This issue is very special, like all the others. This week we learn the dark and terrible secret hiding within every Target store (it's stateful applications!). If you look closely within one of the other posts, you'll find details of a similar setup for Chick-fil-A, too! It's a treasure hunt for your mind and eyeballs!
Envoy keeps popping up! In his post on the uSwitch blog, Joseph Irving introduces Yggdrasil. It seems quite similar to Heptio Gimbal, which is curiously not mentioned (though Contour is). It seems likely that they were being developed at the same time. Envoy's subscription-based configuration seems incredibly powerful; we'd like to see more applications adopt this style.
On DZone, Roopak Parikh provides an overview and analysis of the not-so-distant future, where Kubernetes is the base layer for applications deployed everywhere from the public cloud to the closet in the back of a fast food joint. It seems clear that Kubernetes will replace Linux as the ubiquitous touch-point for development. See kubelist issue #21 for musings on how this will apply to cars.

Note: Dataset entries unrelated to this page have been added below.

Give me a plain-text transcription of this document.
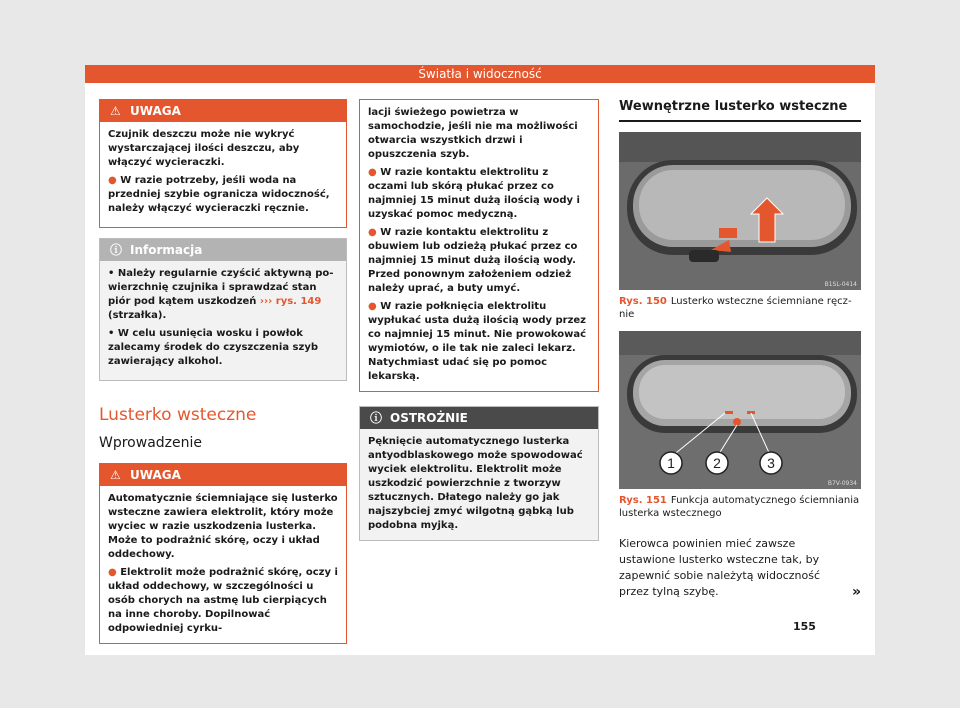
Światła i widoczność
⚠ UWAGA

Czujnik deszczu może nie wykryć wystarczającej ilości deszczu, aby włączyć wycieraczki.

● W razie potrzeby, jeśli woda na przedniej szybie ogranicza widoczność, należy włączyć wycieraczki ręcznie.

ⓘ Informacja

• Należy regularnie czyścić aktywną powierzchnię czujnika i sprawdzać stan piór pod kątem uszkodzeń ››› rys. 149 (strzałka).

• W celu usunięcia wosku i powłok zalecamy środek do czyszczenia szyb zawierający alkohol.

Lusterko wsteczne
Wprowadzenie
⚠ UWAGA

Automatycznie ściemniające się lusterko wsteczne zawiera elektrolit, który może wyciec w razie uszkodzenia lusterka. Może to podrażnić skórę, oczy i układ oddechowy.

● Elektrolit może podrażnić skórę, oczy i układ oddechowy, w szczególności u osób chorych na astmę lub cierpiących na inne choroby. Dopilnować odpowiedniej cyrku-

lacji świeżego powietrza w samochodzie, jeśli nie ma możliwości otwarcia wszystkich drzwi i opuszczenia szyb.

● W razie kontaktu elektrolitu z oczami lub skórą płukać przez co najmniej 15 minut dużą ilością wody i uzyskać pomoc medyczną.

● W razie kontaktu elektrolitu z obuwiem lub odzieżą płukać przez co najmniej 15 minut dużą ilością wody. Przed ponownym założeniem odzież należy uprać, a buty umyć.

● W razie połknięcia elektrolitu wypłukać usta dużą ilością wody przez co najmniej 15 minut. Nie prowokować wymiotów, o ile tak nie zaleci lekarz. Natychmiast udać się po pomoc lekarską.

ⓘ OSTROŻNIE

Pęknięcie automatycznego lusterka antyodblaskowego może spowodować wyciek elektrolitu. Elektrolit może uszkodzić powierzchnie z tworzyw sztucznych. Dłatego należy go jak najszybciej zmyć wilgotną gąbką lub podobna myjką.

Wewnętrzne lusterko wsteczne
B1SL-0414
Rys. 150 Lusterko wsteczne ściemniane ręcznie
1	2	3
B7V-0934
Rys. 151 Funkcja automatycznego ściemniania lusterka wstecznego
Kierowca powinien mieć zawsze ustawione lusterko wsteczne tak, by zapewnić sobie należytą widoczność przez tylną szybę.	»
155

Car Salesman: Slaps roof of big-box retail chain This bad boy can fit so many SSTables in it
The kubelist editors like to include a Kubernetes introduction post every so often, for our readers to keep in their back pocket to pass to management when they need budget for a shiny new cluster. This post by Dale Walker is quite good, particularly for its glossary. Dale deserves extra credit for mentioning the Open Container Initiative.
Finally we have a Kubernetes based retelling of Alexander and the Terrible, Horrible, No Good, Very Bad Day. The kubelist editors are sympathetic both to Prashant and those working at Microsoft trying to help.
If anyone figures out that last hard problem, please let us know.